Not until recently was sisal production considered as an income generating opportunity. For many years, the crop has been grown along roadsides and hedges to demarcate farm boundaries with exception of a few who used it to produce fiber ropes for home use and occasionally for sale. The story has changed now. Sisal is of high demand. Small-scale producers are jumping aboard the value chain and some like Suzanne have significantly increased their incomes.
Before embarking on sisal farming, Suzanne was growing sorghum, maize, potatoes and groundnuts. “I was farming but not getting enough income to sustain my family. My life was very difficult.”
Her typical day was; wake up at 5am, prepare breakfast for the family then walk to the farm work until 1pm before a break to prepare lunch.
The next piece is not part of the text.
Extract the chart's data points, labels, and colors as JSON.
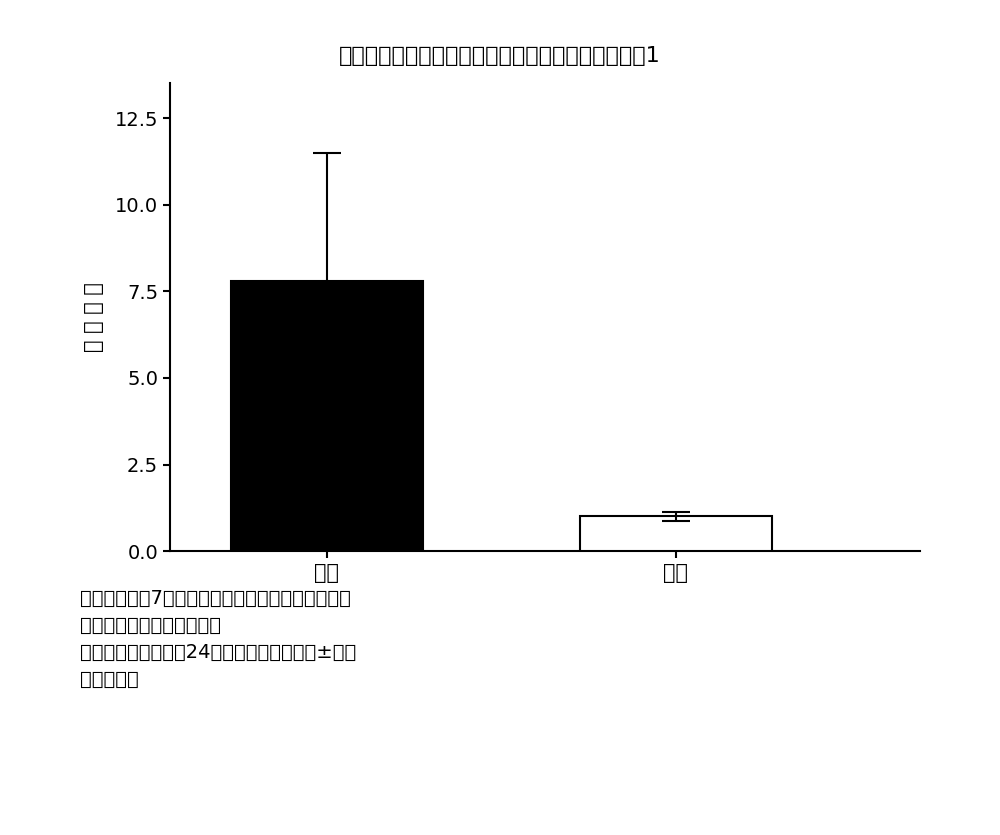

After a meal with the family go back to the farm and work until 6pm then walk home again to prepare dinner. “It was really not worth it doing all this work and still not be able to afford buying my own cloths when I want to.” She says. “I still work as hard now but it is worth the effort.”
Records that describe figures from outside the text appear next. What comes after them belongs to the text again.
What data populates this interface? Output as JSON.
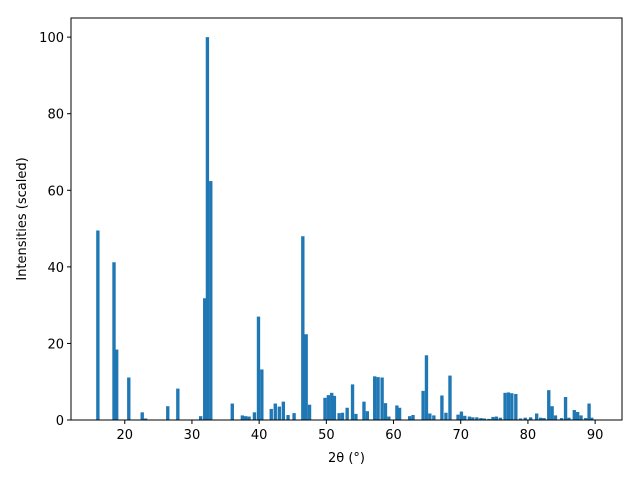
{
  "chart_data": {
    "type": "bar",
    "title": "",
    "xlabel": "2θ (°)",
    "ylabel": "Intensities (scaled)",
    "xlim": [
      12,
      94
    ],
    "ylim": [
      0,
      105
    ],
    "xticks": [
      20,
      30,
      40,
      50,
      60,
      70,
      80,
      90
    ],
    "yticks": [
      0,
      20,
      40,
      60,
      80,
      100
    ],
    "grid": false,
    "bar_width": 0.5,
    "bar_color": "#1f77b4",
    "x": [
      16.0,
      18.4,
      18.8,
      20.6,
      22.6,
      23.1,
      26.4,
      27.9,
      31.3,
      31.9,
      32.3,
      32.8,
      36.0,
      37.5,
      38.0,
      38.5,
      39.3,
      39.9,
      40.4,
      41.8,
      42.4,
      43.0,
      43.6,
      44.3,
      45.2,
      46.5,
      47.0,
      47.5,
      49.8,
      50.3,
      50.8,
      51.2,
      51.9,
      52.4,
      53.1,
      53.9,
      54.4,
      55.6,
      56.1,
      57.2,
      57.7,
      58.3,
      58.8,
      59.3,
      60.5,
      60.9,
      62.4,
      62.9,
      64.4,
      64.9,
      65.4,
      66.0,
      67.2,
      67.8,
      68.4,
      69.6,
      70.1,
      70.6,
      71.3,
      71.8,
      72.4,
      73.0,
      73.5,
      74.2,
      74.8,
      75.3,
      75.9,
      76.6,
      77.1,
      77.6,
      78.2,
      78.9,
      79.6,
      80.4,
      81.3,
      81.9,
      82.4,
      83.1,
      83.6,
      84.1,
      85.0,
      85.6,
      86.1,
      86.9,
      87.4,
      87.9,
      88.6,
      89.1,
      89.5
    ],
    "values": [
      49.5,
      41.2,
      18.4,
      11.1,
      2.0,
      0.4,
      3.6,
      8.2,
      1.0,
      31.8,
      100.0,
      62.4,
      4.3,
      1.2,
      1.0,
      0.9,
      2.0,
      27.0,
      13.2,
      2.9,
      4.3,
      3.5,
      4.8,
      1.3,
      1.8,
      48.0,
      22.4,
      4.0,
      5.8,
      6.5,
      7.1,
      6.3,
      1.8,
      1.9,
      3.2,
      9.3,
      1.6,
      4.8,
      2.3,
      11.4,
      11.2,
      11.1,
      4.4,
      0.9,
      3.8,
      3.2,
      1.0,
      1.3,
      7.6,
      16.9,
      1.7,
      1.2,
      6.4,
      1.9,
      11.6,
      1.4,
      2.2,
      1.1,
      0.9,
      0.7,
      0.7,
      0.5,
      0.4,
      0.3,
      0.8,
      0.9,
      0.6,
      7.1,
      7.2,
      7.0,
      6.8,
      0.4,
      0.6,
      0.7,
      1.7,
      0.6,
      0.5,
      7.8,
      3.6,
      1.2,
      0.5,
      6.0,
      0.6,
      2.6,
      2.1,
      1.2,
      0.5,
      4.3,
      0.6
    ]
  }
}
Even with the demand for sisal fiber increasing, the constraints for starting trade were still too large for small-scale producers. In 2009 Oxfam working with a local company Katani Ltd came in with ideas to improve sisal quality and market access. The project started a sisal brushing and buying centre, linked small-scale producers to financial services by training market association leaders on business and leadership skills. Small-scale producers were encouraged to form market associations which enables farmers to sell collectively, control quality of produce and thus enhance their bargaining power.
The project also introduced the so-called ‘raspadora’ sisal processing machines to entrepreneurs in Kishapu through a loan scheme, they were also provided with a starting capital. Suzanne clearly remembers the date 13th of May 2013 when Oxfam provided her with a raspadora. “That was a turning point for me.” She says. Suzanne started a sisal processing business; she would trim hedge sisal and sell the fiber to a local company for ‘brushing’ which is merely a process of removing impurities.
Suzanne currently employs 3 people who she pays on cash for work basis. “I feel happy to be able to employ people.”
In a year, she sells 10 tones of sisal earning her an average of 10 million Tzshs, approximately USD 4,500.
Suzanne says; “I have seen a lot of benefits since I started this project. First of all, I can afford to take my daughter to a private hospital in Dar es Salaam twice a year for bone cancer treatment.“ She also pays for her school fees at a private school. “I can now afford to buy clothes whenever I want to. I don’t think I would have managed all this without this project.”
Suzanne has also bought 2 acres of land that she plants sisal and intercrops it with other cash and food crops.
“I have also fixed my teeth gaps.” She laughs.
Sisal thrives under very drought conditions such as the climatic conditions of Kishapu. The leaves used for fiber production can be harvested throughout the year and for roughly a 12-year period.
The Oxfam funded project has generated a serious smallholder sisal industry in Kishapu District within a few years. It is generating significant incomes, in many folds, for producers and processors like Suzanne. There is still a lot of hedge sisal underutilized in Kishapu and neighboring districts. In fact, the Tanzania sisal board estimates that over 10,000 tones could be produced in Northern Tanzania alone using this source.
Azimio Mbegu, a sisal value chain advisor working with Oxfam said, “The Sisal Value Chain development project aims to achieve changes in the Lake Zone sisal market system to work more effectively and sustainably for the poor, particularly women, to improve their livelihoods and consequently reduce poverty.”